The Best Meat Cleavers Reviewed in 2020 | A Foodal Buying Guide

This is one of the craziest Interesting Find I’ve come across in awhile. Roger Fisher (1922-2012) was a professor of Law at Harvard and the director of the Harvard Negotiation Project. His work in negotiation and conflict is world renowned and was the co-author of the international best-selling book Getting To Yes.

One of the things he was most well known for was his “unique” idea on deterring nuclear war. In 1981, he published an article in The Bulletin of Atomic Scientists that proposed the following:

My suggestion was quite simple: Put that needed code number in a little capsule, and then implant that capsule right next to the heart of a volunteer. The volunteer would carry with him a big, heavy butcher knife as he accompanied the President. If ever the President wanted to fire nuclear weapons, the only way he could do so would be for him first, with his own hands, to kill one human being. The President says, "George, I'm sorry but tens of millions must die." He has to look at someone and realize what death is—what an innocent death is. Blood on the White House carpet. It's reality brought home.

When I suggested this to friends in the Pentagon they said, "My God, that's terrible. Having to kill someone would distort the President's judgment. He might never push the button."

Savage but effective? You can read the full original article here.

Other Interesting Finds 🔎

  • 🐉 There’s a weird location on Google Maps in the middle of the ocean just above the Artactic named “El kraken” and categorized as a hospital.

  • 🤦‍♂️Behold, an actual job description for an Executive Assistant at a VC firm. Oh. My. God.

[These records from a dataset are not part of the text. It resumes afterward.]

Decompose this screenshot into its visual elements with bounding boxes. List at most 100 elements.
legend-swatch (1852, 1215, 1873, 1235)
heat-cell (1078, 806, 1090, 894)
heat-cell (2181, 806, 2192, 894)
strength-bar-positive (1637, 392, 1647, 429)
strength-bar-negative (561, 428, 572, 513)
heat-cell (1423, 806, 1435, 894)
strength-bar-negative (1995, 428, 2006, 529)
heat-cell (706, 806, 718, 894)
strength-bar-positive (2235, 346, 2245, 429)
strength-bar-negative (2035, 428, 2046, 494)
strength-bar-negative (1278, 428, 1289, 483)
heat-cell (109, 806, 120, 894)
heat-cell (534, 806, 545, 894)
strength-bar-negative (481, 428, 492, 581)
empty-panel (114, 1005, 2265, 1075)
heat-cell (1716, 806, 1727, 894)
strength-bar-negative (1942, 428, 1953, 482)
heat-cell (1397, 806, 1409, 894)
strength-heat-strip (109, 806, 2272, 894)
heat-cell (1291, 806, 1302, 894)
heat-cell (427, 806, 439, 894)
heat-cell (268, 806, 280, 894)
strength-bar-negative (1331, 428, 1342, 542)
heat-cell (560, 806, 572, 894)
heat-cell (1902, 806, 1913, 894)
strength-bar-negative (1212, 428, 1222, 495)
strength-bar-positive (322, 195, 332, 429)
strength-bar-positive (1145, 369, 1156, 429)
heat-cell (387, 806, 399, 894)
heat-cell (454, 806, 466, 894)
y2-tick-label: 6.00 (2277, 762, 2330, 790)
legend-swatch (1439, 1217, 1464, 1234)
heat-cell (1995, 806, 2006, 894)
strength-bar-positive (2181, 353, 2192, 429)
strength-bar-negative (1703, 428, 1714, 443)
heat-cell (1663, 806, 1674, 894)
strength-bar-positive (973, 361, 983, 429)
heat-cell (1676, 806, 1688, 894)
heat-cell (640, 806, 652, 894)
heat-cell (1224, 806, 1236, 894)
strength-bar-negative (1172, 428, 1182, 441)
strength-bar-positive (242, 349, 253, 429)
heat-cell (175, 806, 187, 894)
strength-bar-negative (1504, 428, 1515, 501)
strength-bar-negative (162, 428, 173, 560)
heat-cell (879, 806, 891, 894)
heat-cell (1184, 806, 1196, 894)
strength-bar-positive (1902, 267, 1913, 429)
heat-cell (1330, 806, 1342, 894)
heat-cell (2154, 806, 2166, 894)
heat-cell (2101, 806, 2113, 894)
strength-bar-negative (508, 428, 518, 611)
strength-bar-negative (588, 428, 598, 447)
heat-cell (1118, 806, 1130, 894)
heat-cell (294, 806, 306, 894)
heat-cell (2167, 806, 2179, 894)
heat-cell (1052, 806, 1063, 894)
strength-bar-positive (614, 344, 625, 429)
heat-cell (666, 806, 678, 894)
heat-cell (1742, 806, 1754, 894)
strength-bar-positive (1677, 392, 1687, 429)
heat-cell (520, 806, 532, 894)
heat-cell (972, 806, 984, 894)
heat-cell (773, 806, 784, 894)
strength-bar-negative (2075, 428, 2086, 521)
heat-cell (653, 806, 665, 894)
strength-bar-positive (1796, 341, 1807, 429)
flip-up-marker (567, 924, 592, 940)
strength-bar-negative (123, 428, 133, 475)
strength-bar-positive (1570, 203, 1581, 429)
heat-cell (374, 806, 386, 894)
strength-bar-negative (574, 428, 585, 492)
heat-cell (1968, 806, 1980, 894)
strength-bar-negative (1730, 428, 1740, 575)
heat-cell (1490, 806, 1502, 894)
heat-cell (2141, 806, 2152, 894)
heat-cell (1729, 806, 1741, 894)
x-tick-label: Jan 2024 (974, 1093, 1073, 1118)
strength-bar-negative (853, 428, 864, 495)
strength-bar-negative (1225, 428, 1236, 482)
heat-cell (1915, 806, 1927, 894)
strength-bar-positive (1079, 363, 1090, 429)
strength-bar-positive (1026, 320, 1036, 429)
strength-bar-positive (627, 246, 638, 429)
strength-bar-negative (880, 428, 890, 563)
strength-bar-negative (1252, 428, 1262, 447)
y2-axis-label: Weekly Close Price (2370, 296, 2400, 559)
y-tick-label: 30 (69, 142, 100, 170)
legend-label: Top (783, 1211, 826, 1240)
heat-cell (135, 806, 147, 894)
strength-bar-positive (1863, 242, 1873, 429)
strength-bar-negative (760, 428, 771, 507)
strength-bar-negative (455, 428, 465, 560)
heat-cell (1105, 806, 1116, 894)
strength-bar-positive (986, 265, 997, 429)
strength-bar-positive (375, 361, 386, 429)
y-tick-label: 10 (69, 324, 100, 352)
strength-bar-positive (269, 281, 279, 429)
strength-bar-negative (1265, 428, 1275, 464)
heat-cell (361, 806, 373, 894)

  • The Dune trailer just dropped a few days ago. It’s directed by Denis Villeneuve, who directed Blade Runner 2049, Arrival, Sicario and Prisoners. I’m so damn excited.

  • 🐴 The first ever cloning of a Przewalski horse was successful on August 6, 2020. It was cloned from DNA that was cryopreserved by a zoo in 1980. They named him “Kurt”.

  • 🔥 It’s no secret I’m a huge fan of Hot Ones. They cleverly use hot wings as a way to have disarmingly candid interviews with celebrities. If you need a pointer of where to start, you can’t go wrong with the episodes featuring Charlize Theron, Shia LeBrouf or Margot Robbie. You’re welcome.